ANOTHER UPDATE: Oh, jeez, I’ve failed miserably in my duty to shill for the Foresight Institute. (Board members have that sort of a duty, right?) Anyway, here’s some news:

Foresight Nanotech Institute, the original organization in the nanotechnology field, has appointed commercial space flight pioneer, Dr. Peter Diamandis, CEO of the X PRIZE Foundation and CEO of Zero Gravity Corporation; venture capitalist and media expert, Ed Niehaus, Partner at Cypress Ventures; and nanotechnology leader and executive, James Von Ehr II, Founder and CEO of Zyvex Corporation, to its Board of Directors. All three will begin their term immediately.

I’ve known all three of them for years (Peter Diamandis for over ten years) and I think they’re a terrific addition to the Foresight Board, which is expanding along with Foresight itself.

HERE’S MORE on post-Garang developments in the Sudan.

INSTAWIFE UPDATE: The Insta-Wife saw her cardiologist today, and they did an EKG and downloaded the information from her ICD, which records its own EKG readings whenever her heart rhythms are funny. Turns out there wasn’t much recorded, because her heart rhythms are much, much better. That didn’t surprise me, because she’s been feeling much better, too.

That’s not because of the ICD. It will shock her heart out of a dangerous rhythm, or pace it out of one before shocking if it can, which is great, but that’s only after things go wrong. It’s because of the Tikosyn — a powerful and hard-to-prescribe anti-arrhythmic — which is dangerous enough in some people that you have to be hospitalized when you start it, but which has worked wonderfully for her, and without noticeable side effects after the first couple of weeks.

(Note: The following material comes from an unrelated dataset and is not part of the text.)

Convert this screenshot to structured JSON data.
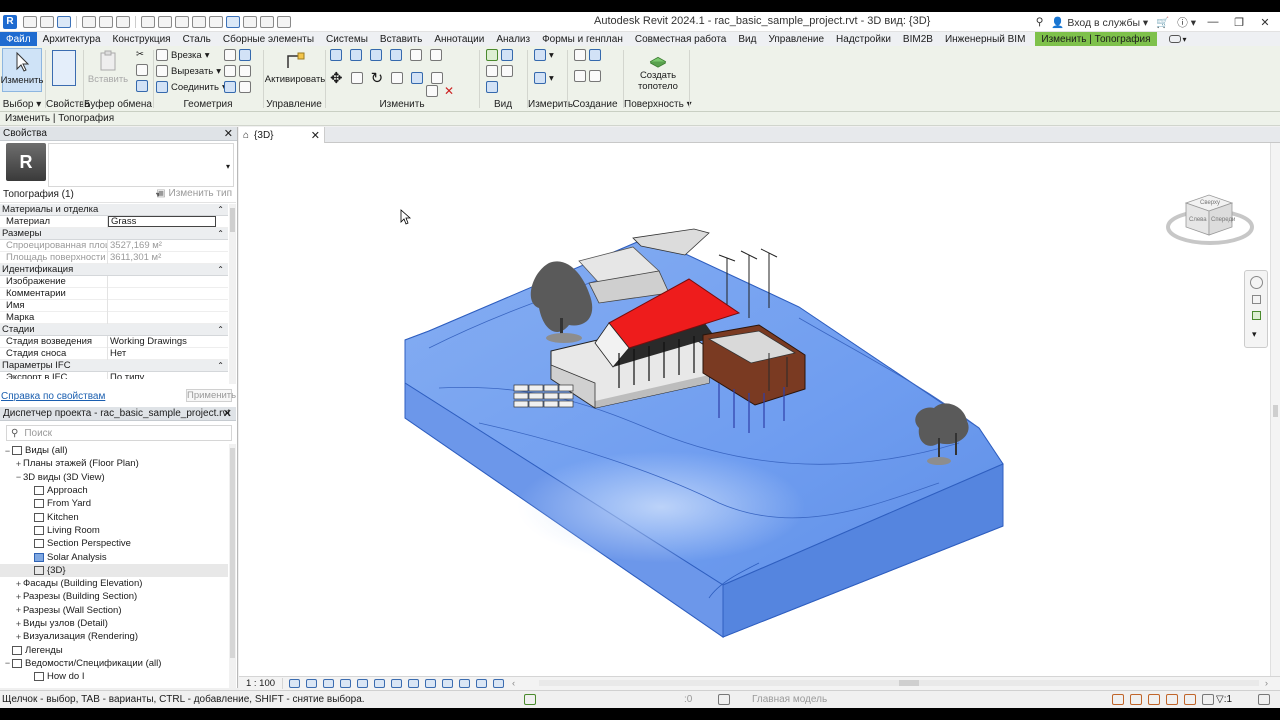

The drug has been a godsend for her, and I want to thank the folks at Pfizer for coming up with it. People are always bashing drug companies, but as I’ve written before, they do a lot more to improve people’s lives than most of the critics have ever done, or ever will do.

THIS IS GOOD NEWS:

An Air France passenger jet attempting to land at Toronto’s Pearson International Airport overran a runway by 200 meters Tuesday, bursting into flames and sending smoke billowing into the sky.

“There are no known fatalities” among the 297 people and 12 crew members who were on board, an airport spokesman said. About 14 people suffered minor injuries, said Steve Shaw, chairman of the Greater Toronto Airports Authority.

As they say: It’s a good idea to take a moment to look around the cabin and familiarize yourself with the location of the emergency exits nearest you.

UPDATE: All 309 Survive Plane Crash in Toronto.

PLAME UPDATE: Tom Maguire looks at the Judith Miller as source theory, and also notes gaps in the New York Times’ coverage.